I started blogging my book Accidental Soldier: A Memoir of Service and Sacrifice in the Israel Defense Forces before I knew it was going to be a book. This was at the time when blogging your book suddenly had mass appeal. I loved writing, but at the time, I wasn't quite convinced of the benefits of blogging.
Once I took a few memoir courses, I turned to the next outlet -- blogging. Because blogging requires an "outer" type voice, I needed to feel comfortable sharing my story online. Over time, I started learning how to engage my audience and in doing so, I created a following.
I tried blogging my book at least three times a week. Then, I blogged just once a week. And when I got back into the blogging swing, I found there was still an engaged readership but a much smaller one. Once the contract for the book was signed, I still kept all the original blog posts because I still believe those blog posts have value. I still blog the themes and lessons of my memoir. Here are seven very important lessons I learned from that two year blogging experience:
1. Don't wait until your book is perfect to start blogging. Many writers get trapped in "perfection paralysis" which means they'll usually wait until their book is perfect before they start blogging. The danger with this mindset is that there will always be a reason not to blog. A book is a constant work in progress and there's no "right" or "wrong" time to blog but the general rule of thumb is to start blogging as soon as you feel comfortable with your story knowing that it will develop over time.
2. Stick to a blogging schedule. When your readers find that you've been off the grid for a while, they start losing interest. Whether you're blogging once a week or every other day, your readers want to see consistency. If you're blogging to snatch a book deal, publishers, too, want to see that you're serious about establishing an online presence.
3. Think how the themes of your posts can appeal to a wider audience. One of the great benefits of blogging is that you develop tremendous clarity about who you are blogging for and what you are blogging about. As you're writing, ask yourself, "how does this post support a bigger theme of my book?"
4. Don't be afraid to share relevant snippets of your story but don't share chapters. Reading through text can be tedious and your average online reader doesn't have time for it. Instead, use short story snippets to highlight points you are making.

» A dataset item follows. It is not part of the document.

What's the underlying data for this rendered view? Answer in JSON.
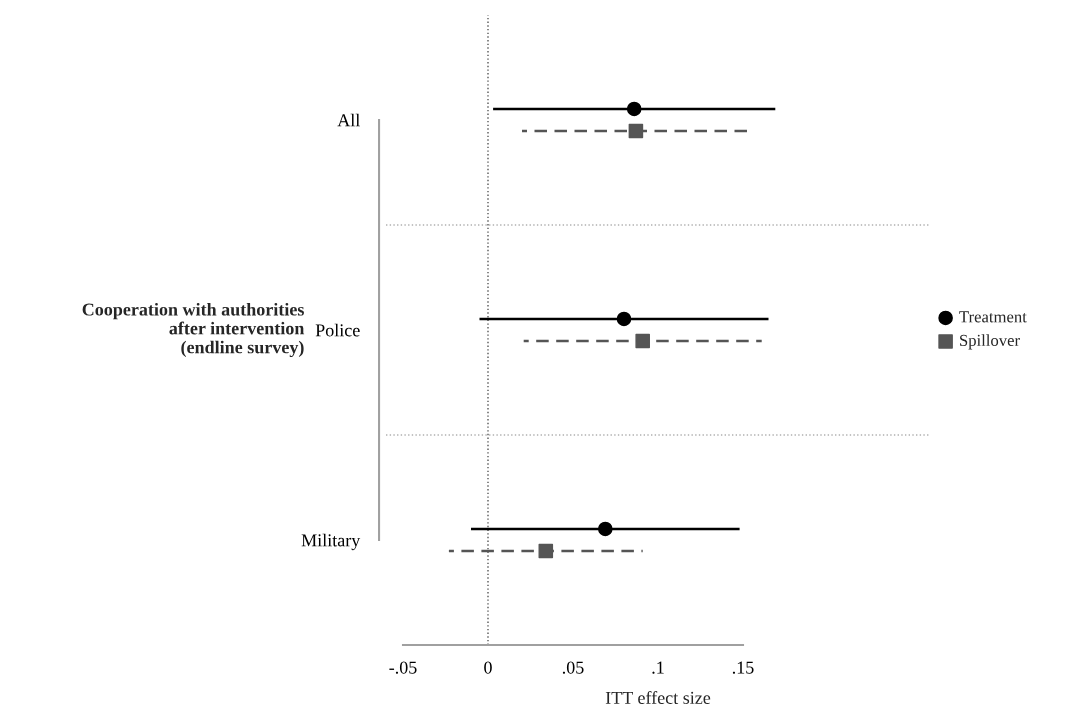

5. To increase online engagement, tie in the themes of your book with timely newsy events. Is there a new trend or craze that's particularly hot right now such as a food or travel issue? Can you tap into what is happening in the news today -- a specific current event?
6. Use good copywriting techniques to sustain engagement. Print and online are two vastly different formats. Reading an author's blog is different than reading that same version in print. Bold your subtitles, bullet points, use shorter paragraphs (2-3 lines work best) and don't forget to include keywords anchored in SEO. (Search Engine Optimization)
7. Use images and videos. The posts that had gotten the most reads from my website had compelling images and videos. The key is to use the right image or video that effectively compliments the text.
While it takes great courage to blog, all too often this fear of suddenly being known and exposed causes bloggers to freeze up. But truthfully, your online readers are seeking connection.
There have been many bloggers who have gotten book deals, expanded their readership and increased their online visibility all due to blogging efforts. But the most important thing is to have fun and enjoy blogging your book.